Infant male circumcision was declared legal Wednesday in one of Germany's 16 states, following weeks of controversy about whether the Jewish and Muslim ritual is a crime or not.
The city-state of Berlin became the first to rule on the issue, saying its prosecutors had been instructed not to charge doctors if the boy's parents had consented in writing and proved they were religiously motivated.
The legal row erupted after a ruling in June by a court in Cologne, which found that a doctor had inflicted unlawful bodily harm by circumcising a 4-year-old boy at his parents' request.
Although the Cologne ruling was only binding in a small region, doctors across the country halted the operation for fear of prosecution. The federal government then said it would introduce a law to ensure circumcision remains legal.
While Berlin has moved more swiftly than the federal government or the other states to restore the procedure's legality, it has also imposed restrictions on it, including the duty to inform parents about any medical risks.

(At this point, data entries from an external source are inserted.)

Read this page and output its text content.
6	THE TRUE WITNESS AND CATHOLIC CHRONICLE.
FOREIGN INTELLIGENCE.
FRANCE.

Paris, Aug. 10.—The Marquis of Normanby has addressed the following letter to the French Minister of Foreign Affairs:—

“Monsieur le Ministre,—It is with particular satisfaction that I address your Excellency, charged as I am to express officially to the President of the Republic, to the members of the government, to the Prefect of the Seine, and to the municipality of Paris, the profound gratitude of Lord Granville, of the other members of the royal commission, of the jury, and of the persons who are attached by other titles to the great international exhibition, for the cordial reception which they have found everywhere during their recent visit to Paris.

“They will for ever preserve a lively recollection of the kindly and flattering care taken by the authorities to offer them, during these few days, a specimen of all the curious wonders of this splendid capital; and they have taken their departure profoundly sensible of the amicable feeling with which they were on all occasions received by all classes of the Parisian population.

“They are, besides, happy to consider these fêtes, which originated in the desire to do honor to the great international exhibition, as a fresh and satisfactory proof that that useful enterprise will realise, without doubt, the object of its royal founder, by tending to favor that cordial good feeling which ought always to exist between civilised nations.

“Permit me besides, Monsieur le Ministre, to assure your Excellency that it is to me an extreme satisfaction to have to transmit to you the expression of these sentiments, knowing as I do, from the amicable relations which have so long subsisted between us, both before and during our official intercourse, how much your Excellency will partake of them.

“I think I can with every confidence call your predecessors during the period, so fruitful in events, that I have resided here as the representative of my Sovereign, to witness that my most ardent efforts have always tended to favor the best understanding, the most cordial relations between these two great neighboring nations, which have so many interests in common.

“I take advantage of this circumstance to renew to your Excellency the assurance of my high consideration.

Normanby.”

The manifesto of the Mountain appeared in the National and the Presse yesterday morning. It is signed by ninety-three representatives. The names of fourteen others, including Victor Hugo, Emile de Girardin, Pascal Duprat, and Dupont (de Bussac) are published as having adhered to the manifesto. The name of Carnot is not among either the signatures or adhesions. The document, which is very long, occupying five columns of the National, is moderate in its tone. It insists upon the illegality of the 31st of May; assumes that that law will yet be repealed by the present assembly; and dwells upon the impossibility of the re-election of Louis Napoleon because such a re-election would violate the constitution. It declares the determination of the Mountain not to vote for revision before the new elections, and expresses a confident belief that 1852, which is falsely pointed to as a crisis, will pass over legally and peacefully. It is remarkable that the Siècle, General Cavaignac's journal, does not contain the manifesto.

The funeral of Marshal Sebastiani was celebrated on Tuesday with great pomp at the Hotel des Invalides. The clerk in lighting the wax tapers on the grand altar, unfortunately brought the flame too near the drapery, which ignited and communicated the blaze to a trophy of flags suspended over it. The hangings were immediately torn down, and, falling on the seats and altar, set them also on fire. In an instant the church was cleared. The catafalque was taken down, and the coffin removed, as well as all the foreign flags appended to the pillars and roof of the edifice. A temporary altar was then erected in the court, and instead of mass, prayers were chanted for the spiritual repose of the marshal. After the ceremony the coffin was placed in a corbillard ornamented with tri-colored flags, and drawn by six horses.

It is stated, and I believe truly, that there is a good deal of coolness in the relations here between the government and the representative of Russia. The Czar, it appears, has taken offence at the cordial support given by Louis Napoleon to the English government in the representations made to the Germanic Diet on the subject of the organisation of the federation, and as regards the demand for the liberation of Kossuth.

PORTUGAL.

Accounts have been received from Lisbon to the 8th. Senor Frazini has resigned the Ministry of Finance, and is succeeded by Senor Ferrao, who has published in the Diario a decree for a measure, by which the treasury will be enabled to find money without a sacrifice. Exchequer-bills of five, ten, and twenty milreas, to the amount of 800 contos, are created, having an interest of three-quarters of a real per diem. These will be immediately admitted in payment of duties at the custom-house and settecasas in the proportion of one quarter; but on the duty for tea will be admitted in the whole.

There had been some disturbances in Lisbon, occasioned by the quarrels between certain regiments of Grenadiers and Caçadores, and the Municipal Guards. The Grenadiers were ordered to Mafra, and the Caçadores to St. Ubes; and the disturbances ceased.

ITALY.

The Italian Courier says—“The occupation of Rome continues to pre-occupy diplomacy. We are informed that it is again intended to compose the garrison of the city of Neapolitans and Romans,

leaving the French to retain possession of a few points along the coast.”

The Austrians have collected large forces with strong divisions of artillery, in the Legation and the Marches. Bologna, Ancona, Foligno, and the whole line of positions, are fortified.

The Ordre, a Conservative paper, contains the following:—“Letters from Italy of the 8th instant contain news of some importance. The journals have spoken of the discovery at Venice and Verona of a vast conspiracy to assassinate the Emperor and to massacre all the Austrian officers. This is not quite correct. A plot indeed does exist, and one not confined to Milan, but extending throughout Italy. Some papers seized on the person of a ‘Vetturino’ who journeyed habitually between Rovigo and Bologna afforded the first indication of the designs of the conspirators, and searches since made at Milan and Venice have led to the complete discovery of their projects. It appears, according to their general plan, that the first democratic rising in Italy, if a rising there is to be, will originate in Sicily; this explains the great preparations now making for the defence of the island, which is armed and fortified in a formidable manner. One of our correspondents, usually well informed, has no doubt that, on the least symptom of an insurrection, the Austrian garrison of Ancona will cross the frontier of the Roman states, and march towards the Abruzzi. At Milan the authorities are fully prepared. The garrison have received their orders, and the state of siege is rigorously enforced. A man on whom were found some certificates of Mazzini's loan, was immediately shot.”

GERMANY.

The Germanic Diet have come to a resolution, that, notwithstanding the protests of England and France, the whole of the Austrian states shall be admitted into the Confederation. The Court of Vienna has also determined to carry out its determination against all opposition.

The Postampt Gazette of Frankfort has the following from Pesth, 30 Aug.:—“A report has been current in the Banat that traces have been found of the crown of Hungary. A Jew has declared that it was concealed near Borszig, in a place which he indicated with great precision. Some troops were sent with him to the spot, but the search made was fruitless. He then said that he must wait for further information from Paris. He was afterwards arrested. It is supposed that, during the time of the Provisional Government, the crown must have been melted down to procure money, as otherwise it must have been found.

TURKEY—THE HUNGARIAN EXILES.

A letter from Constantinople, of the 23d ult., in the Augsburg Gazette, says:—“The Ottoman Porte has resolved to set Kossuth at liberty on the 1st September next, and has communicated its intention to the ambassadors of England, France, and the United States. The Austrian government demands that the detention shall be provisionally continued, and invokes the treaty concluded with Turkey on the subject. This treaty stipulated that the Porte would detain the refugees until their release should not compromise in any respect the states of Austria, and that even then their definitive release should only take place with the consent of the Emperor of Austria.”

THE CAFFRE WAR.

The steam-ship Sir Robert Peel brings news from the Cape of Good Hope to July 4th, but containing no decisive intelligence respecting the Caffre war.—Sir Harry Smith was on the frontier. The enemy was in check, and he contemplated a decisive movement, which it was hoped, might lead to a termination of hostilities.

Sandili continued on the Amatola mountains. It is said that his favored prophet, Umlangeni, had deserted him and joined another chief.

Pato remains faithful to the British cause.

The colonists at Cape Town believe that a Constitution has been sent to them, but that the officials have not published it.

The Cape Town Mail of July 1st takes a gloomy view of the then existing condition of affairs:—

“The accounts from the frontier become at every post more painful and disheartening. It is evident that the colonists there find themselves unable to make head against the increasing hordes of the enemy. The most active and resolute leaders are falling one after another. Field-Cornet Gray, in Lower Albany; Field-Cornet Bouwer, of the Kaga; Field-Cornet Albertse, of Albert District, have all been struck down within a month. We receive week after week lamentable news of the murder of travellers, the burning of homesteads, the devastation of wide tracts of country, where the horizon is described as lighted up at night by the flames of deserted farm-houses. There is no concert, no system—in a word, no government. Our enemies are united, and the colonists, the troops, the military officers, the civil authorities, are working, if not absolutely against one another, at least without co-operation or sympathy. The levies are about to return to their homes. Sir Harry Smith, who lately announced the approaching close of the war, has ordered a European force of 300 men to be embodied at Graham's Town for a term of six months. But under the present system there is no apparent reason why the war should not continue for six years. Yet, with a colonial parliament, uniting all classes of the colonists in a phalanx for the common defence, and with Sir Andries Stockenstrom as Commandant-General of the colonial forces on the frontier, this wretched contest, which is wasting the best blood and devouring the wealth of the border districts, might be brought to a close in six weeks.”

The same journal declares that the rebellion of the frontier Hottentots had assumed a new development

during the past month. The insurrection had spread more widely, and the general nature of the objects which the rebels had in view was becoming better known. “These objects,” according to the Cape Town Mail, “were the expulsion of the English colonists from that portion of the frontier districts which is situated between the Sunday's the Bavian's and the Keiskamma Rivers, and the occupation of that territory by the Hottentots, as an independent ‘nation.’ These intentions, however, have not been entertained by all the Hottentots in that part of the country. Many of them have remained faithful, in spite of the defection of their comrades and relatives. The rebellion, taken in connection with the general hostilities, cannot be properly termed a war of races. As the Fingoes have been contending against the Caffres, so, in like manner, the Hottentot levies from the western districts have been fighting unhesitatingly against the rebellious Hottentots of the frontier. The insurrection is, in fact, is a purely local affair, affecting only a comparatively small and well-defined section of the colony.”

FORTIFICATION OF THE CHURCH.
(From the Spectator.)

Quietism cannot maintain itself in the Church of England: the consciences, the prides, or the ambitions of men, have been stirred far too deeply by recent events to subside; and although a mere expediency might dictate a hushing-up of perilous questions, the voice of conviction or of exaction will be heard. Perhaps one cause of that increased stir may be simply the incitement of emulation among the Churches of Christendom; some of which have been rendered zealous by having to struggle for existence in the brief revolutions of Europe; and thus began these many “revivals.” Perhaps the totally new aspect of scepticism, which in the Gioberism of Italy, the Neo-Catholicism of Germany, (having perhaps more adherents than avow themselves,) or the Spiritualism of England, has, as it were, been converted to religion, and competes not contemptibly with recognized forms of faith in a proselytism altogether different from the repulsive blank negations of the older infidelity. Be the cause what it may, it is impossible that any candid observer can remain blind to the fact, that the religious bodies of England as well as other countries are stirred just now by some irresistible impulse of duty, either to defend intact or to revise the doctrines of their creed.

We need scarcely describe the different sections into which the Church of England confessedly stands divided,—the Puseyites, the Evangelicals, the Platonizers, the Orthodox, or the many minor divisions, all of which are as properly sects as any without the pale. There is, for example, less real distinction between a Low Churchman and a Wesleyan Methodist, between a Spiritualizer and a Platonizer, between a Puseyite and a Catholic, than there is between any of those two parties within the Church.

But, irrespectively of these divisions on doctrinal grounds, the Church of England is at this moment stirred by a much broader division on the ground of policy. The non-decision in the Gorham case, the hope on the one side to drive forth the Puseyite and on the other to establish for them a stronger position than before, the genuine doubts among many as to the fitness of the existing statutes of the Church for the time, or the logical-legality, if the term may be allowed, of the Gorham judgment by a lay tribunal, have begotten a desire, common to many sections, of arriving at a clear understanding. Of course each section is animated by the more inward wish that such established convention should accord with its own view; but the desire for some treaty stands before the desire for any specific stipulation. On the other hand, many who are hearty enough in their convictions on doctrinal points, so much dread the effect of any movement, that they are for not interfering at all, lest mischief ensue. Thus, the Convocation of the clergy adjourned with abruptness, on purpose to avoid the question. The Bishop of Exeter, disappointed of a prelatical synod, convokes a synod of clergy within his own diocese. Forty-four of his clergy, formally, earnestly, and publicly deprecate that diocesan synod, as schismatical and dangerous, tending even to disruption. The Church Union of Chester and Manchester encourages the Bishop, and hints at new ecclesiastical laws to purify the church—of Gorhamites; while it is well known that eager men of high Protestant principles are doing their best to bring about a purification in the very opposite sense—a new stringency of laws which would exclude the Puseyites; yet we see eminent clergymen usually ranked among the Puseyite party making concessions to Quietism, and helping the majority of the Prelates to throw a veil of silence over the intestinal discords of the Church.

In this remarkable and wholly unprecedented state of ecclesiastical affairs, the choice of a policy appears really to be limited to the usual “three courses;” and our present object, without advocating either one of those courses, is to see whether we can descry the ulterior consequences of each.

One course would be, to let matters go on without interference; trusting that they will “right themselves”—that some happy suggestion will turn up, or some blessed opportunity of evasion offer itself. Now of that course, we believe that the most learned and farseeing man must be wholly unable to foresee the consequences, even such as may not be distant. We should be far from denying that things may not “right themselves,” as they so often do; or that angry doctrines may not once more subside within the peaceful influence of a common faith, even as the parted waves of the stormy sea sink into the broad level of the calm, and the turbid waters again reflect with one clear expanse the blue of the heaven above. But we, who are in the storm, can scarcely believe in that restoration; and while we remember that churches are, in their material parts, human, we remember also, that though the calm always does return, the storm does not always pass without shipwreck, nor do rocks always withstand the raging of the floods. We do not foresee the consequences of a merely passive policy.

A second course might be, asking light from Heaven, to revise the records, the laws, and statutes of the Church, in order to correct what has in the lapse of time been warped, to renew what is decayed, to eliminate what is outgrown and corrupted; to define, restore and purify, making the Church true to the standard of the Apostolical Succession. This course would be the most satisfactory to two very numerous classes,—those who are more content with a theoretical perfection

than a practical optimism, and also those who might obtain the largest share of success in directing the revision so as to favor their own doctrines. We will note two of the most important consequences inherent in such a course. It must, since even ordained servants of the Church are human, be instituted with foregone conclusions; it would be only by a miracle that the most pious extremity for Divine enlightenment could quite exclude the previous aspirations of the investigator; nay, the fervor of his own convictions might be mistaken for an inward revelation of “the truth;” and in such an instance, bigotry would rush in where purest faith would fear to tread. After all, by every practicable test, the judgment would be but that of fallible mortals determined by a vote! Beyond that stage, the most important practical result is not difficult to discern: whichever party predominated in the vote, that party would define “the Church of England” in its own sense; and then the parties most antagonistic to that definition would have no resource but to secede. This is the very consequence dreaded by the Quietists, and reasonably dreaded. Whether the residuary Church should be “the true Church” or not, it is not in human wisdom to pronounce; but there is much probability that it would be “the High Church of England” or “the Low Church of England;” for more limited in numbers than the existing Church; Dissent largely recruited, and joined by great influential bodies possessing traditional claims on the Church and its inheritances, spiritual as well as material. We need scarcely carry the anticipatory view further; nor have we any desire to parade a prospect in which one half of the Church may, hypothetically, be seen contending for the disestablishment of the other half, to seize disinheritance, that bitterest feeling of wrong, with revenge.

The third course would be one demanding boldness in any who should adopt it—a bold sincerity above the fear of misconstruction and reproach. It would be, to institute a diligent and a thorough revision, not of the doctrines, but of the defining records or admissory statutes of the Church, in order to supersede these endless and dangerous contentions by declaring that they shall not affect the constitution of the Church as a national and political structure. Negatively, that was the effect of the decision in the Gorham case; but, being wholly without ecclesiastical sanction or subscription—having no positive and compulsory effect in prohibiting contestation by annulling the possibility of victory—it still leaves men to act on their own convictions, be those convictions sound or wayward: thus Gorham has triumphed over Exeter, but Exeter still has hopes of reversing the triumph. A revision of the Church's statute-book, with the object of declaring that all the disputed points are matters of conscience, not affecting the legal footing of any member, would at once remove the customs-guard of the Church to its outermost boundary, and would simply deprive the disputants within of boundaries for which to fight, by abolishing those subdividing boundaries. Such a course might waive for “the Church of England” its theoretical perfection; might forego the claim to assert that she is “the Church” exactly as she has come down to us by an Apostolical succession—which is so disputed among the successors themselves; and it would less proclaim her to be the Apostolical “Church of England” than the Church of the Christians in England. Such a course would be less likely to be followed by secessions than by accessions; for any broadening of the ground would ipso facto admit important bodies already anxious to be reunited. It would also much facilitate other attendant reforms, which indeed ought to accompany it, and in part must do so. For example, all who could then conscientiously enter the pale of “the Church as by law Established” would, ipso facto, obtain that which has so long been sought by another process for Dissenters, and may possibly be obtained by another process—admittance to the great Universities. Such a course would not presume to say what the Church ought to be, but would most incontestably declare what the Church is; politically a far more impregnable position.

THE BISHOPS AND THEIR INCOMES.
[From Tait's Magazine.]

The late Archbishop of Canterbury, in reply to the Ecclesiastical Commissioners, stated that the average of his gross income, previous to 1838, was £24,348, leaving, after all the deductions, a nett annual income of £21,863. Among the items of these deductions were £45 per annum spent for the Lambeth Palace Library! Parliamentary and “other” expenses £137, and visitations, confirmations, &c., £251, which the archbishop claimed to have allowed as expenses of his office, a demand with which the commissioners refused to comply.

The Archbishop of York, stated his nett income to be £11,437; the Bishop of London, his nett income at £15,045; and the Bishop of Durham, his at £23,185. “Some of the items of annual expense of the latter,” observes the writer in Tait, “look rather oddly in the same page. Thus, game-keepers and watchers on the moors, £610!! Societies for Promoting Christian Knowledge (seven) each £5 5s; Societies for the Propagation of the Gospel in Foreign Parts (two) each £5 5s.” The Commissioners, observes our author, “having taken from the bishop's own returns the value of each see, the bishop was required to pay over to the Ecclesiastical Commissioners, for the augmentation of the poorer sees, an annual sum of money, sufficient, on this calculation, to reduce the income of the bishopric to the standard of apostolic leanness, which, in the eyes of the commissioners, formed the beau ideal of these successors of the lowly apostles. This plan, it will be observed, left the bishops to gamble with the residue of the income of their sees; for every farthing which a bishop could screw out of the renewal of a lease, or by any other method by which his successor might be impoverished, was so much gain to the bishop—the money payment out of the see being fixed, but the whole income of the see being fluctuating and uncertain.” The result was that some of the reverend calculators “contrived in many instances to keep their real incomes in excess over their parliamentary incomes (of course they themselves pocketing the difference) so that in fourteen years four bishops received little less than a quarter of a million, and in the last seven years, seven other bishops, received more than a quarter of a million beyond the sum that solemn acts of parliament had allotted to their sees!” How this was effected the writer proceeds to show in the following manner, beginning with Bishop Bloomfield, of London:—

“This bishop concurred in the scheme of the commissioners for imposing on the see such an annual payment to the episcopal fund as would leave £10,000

"If these criteria are fulfilled, circumcision will remain immune from prosecution," the state justice minister, Thomas Heilmann, said. "If medical standards are observed, circumcision at home or in a synagogue is also acceptable."
He said those standards included using all possible means of reducing pain and limiting bleeding. However, only doctors would be legally allowed to perform the procedure.
Heilmann said the state government did not have the power to authorize a mohel, or Jewish person trained in circumcision, to carry out the ritual. He said only the upcoming federal legislation could change that aspect of the law.